And we had lots of teacher meetings and trainings this week.  Some related to tutoring and use of the CST system to document interventions and progress, one related to STAAR training, and another related to our creative classroom work.  Maria Satterwhite, Robin Maca, and I met one day to map out our second annual Fine Arts Open House.  Mark your calendars for Thursday, April 25, 6:15-8:00 pm, flyers will follow from our special area folks, and the night will showcase not only our stand alone arts offerings, but also give parents a small taste of what arts integration looks like in the classroom.  We'll also round out the event with a showcase of our community arts partners as well.





Even in and around testing, teachers try to keep the learning            authentic.  Sally Hunter invited me to visit when she hosted a student from UT's Drama for Schools one day this week.  Students were working with our UT guest on character analysis around the vocabulary word evolution, specifically how characters evolve given the action at the beginning, middle, and end of the story.  Connected to the work they are doing with the novel The Egypt Game, students then worked with a partner to demonstrate a character's emotions at those time markers.  Not only engaging, not only motivating, but it gave those students one more tool to make meaning of what they had read.

Leah Read finished her Product and Process Display this week as you can see - one more completed for the year!  Mrs. Read always does something cool with her novel studies, giving students "novel jobs", such as Discussion Director, Word Finder, Artful Artist (yep, a bit of painting completed too), and News Reporter. She added the DBI strategy of Hot Seat this year, telling me it went very well as students put the character on the hot seat and asked questions related to motivation, behavior, and more. The activity presented many opportunities for accountable talk, but also many opportunities for perspective taking for these young learners. 

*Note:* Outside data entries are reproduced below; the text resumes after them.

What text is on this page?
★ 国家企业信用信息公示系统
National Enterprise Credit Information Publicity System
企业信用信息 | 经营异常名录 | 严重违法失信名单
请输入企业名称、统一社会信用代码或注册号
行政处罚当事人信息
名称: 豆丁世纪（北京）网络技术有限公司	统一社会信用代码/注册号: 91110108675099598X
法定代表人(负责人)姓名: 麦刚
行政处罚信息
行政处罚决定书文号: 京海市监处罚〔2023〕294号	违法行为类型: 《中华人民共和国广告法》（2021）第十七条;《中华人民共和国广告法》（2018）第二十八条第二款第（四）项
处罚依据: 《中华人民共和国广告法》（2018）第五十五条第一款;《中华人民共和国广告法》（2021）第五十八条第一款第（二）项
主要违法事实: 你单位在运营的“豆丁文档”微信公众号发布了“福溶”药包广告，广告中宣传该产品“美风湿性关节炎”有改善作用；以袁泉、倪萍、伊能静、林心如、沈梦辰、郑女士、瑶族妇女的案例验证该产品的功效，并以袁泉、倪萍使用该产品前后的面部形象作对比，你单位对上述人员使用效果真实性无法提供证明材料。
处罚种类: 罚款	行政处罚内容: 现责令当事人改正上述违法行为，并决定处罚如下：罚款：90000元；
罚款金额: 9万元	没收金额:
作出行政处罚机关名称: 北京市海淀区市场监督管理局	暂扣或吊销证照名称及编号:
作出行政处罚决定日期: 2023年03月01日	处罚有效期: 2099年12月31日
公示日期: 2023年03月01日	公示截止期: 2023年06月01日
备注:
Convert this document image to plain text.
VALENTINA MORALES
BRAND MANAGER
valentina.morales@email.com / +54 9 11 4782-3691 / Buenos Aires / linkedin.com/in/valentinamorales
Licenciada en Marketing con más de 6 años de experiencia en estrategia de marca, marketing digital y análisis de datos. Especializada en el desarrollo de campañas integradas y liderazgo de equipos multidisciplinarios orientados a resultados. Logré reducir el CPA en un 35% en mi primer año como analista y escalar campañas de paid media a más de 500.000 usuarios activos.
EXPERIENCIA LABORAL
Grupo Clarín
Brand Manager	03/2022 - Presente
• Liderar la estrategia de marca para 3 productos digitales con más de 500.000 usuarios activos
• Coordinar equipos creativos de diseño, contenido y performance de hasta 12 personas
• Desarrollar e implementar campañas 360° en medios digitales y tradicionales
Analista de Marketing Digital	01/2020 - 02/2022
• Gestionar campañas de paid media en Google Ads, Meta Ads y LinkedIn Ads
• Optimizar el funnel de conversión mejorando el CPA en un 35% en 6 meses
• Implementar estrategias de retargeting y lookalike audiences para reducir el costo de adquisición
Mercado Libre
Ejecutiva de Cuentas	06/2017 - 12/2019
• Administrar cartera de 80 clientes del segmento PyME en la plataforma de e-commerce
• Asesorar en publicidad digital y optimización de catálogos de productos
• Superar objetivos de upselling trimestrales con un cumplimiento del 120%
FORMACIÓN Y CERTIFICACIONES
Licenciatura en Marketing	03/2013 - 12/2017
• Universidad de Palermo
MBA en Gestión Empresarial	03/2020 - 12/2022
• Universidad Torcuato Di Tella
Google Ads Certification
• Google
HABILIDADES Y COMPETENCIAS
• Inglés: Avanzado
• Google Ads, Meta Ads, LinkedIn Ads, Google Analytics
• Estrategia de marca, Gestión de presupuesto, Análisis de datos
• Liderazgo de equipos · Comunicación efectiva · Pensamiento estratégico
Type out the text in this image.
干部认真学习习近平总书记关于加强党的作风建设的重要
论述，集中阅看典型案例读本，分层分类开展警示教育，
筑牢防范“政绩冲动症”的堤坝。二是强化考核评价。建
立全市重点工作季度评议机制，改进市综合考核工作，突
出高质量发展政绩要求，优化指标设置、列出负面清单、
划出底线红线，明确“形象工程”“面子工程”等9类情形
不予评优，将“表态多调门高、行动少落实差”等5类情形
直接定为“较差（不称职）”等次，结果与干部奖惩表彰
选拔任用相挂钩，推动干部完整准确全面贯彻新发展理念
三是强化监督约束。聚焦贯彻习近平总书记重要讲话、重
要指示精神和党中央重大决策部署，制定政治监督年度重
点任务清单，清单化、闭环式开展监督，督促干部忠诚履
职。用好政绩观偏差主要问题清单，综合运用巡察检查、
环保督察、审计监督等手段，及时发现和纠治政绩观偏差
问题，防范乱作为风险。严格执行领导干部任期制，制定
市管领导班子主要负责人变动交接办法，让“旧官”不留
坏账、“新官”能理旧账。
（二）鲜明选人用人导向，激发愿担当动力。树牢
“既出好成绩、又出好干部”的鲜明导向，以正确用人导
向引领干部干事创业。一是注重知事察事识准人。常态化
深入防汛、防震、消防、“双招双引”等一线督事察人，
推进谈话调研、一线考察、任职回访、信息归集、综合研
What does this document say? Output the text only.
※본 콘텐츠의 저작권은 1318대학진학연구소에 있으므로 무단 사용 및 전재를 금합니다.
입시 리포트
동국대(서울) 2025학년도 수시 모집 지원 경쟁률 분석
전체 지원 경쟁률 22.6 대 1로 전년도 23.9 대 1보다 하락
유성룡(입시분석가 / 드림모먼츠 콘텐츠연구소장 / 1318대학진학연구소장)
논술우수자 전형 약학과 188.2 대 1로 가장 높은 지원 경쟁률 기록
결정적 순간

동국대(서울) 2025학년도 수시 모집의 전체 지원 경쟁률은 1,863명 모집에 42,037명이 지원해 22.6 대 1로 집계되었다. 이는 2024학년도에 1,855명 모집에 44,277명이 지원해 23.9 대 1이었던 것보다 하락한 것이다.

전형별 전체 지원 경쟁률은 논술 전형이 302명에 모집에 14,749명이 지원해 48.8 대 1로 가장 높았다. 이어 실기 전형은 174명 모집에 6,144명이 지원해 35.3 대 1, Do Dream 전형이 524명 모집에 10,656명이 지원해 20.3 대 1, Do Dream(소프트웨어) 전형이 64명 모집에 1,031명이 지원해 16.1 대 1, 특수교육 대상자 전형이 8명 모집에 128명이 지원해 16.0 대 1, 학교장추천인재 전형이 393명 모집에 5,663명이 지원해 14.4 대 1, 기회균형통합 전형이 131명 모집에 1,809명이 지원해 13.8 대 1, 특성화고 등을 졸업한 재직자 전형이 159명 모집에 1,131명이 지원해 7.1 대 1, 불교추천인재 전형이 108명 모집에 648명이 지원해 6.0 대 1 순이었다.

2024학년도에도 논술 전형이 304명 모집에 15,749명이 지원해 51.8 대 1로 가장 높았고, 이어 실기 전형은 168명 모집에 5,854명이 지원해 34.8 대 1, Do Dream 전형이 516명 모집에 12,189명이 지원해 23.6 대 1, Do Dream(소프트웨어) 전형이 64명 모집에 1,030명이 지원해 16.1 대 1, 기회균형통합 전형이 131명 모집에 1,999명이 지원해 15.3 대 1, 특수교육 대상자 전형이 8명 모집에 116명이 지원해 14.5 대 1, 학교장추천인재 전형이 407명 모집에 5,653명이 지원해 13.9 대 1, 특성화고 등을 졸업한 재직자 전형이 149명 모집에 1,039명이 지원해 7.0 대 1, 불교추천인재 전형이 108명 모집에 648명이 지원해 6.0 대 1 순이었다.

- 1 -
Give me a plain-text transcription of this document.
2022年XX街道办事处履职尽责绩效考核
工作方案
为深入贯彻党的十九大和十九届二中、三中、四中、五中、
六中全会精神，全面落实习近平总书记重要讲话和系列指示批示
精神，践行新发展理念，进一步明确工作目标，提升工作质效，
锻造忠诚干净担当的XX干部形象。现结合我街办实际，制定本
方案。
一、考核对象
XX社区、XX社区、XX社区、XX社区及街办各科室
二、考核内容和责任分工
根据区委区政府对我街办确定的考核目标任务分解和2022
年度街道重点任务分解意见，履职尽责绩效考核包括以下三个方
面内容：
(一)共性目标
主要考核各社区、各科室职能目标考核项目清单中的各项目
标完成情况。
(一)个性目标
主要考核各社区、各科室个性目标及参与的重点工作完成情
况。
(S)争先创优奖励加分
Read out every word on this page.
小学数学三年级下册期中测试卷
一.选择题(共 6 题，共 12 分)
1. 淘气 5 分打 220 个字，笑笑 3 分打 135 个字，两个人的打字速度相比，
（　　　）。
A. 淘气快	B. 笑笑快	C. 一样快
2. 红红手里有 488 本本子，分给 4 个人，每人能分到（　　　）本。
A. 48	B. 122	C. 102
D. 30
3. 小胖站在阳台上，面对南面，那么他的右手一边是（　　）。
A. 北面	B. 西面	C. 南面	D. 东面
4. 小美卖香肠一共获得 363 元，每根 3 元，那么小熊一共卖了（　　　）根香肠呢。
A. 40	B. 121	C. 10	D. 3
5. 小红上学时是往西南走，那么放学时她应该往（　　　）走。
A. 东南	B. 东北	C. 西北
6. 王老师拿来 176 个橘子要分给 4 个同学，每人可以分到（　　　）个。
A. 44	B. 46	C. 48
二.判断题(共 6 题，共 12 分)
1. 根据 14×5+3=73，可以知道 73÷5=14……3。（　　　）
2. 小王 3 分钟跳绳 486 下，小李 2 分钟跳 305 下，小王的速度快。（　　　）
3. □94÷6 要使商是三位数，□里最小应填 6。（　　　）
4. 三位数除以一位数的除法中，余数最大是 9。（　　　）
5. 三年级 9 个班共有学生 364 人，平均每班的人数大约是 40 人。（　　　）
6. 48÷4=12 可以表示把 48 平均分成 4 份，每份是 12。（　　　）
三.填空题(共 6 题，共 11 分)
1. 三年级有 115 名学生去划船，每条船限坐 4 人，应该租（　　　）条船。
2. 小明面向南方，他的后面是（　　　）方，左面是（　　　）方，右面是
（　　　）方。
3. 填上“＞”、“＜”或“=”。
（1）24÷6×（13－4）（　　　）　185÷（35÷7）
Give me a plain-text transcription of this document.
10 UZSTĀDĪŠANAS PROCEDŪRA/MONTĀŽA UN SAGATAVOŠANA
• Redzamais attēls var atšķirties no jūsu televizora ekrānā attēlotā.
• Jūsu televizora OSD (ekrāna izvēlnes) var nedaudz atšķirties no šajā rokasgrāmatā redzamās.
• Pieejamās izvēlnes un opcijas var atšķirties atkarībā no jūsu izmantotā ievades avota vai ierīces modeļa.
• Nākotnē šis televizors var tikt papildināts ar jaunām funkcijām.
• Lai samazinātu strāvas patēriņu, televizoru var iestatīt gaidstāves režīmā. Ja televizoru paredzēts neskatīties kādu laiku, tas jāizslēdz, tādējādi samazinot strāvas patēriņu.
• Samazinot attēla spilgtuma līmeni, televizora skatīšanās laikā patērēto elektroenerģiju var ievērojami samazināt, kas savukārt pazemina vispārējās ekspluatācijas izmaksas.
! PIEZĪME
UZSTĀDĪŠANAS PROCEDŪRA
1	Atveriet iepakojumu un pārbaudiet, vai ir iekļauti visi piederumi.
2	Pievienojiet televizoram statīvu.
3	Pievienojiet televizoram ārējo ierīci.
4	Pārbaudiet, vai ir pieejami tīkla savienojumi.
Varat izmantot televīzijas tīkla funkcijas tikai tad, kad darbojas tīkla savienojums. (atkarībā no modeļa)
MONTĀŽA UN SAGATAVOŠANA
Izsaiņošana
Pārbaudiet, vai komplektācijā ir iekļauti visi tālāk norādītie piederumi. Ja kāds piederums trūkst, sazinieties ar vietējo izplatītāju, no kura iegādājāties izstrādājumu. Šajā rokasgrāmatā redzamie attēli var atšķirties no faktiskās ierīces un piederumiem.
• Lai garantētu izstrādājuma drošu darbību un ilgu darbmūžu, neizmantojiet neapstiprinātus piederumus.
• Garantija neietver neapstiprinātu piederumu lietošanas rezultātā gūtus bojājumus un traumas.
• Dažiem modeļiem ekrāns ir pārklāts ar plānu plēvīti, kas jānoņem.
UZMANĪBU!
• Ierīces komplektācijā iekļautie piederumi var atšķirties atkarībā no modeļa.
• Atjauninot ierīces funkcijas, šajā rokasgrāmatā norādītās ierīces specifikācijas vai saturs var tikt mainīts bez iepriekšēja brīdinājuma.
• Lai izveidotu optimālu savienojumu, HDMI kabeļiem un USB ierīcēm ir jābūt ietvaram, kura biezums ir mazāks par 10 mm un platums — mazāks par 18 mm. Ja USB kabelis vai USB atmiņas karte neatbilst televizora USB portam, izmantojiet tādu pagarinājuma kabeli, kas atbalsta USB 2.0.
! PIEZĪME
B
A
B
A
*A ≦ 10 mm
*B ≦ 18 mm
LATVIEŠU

Keeping the fire burning on all things creative classroom and arts integration is difficult at times.  Teachers have much on their plates, we all have much on our plates, but because we see how students benefit, we keep the fire lit. Sometimes a spark, sometimes full on, but thankfully, always lit.  Before teachers were able to leave their STAAR training Thursday afternoon, they completed a short exit pass for me related to DBI this semester.  Specifically, they answered questions related to their own DBI practice - what strategies they had used most recently, what content area(s) did they use those strategies in, and most importantly, what each person needed in order to move the work forward.  Though I haven't disaggregated the results yet, I was pleased with the discussion heard round the tables, as they sat thinking of what they had done related to drama based strategies within the last few weeks.  And the power of sharing, when a teacher described a strategy they had used in a class, but just couldn't remember the name of the strategy...and a team member went, "oh, that's called..." We're a long way from being at full implementation mode in every classroom, but we do have fires, tiny though some may be, in each one. 

And finally...Alyssa Absher popped into my office wanting to know if I recognized the activity in her room as I made my way down the hallway this morning.  When I indicated I was running and gunning with other things on my mind,  she went on to share that she "had forgotten the 3 ball toss strategy until someone reminded me about it during our work at yesterday's meeting.  So I was inspired to include it in my LA class this morning".  I'd say that fire is flaming just a little bit higher today.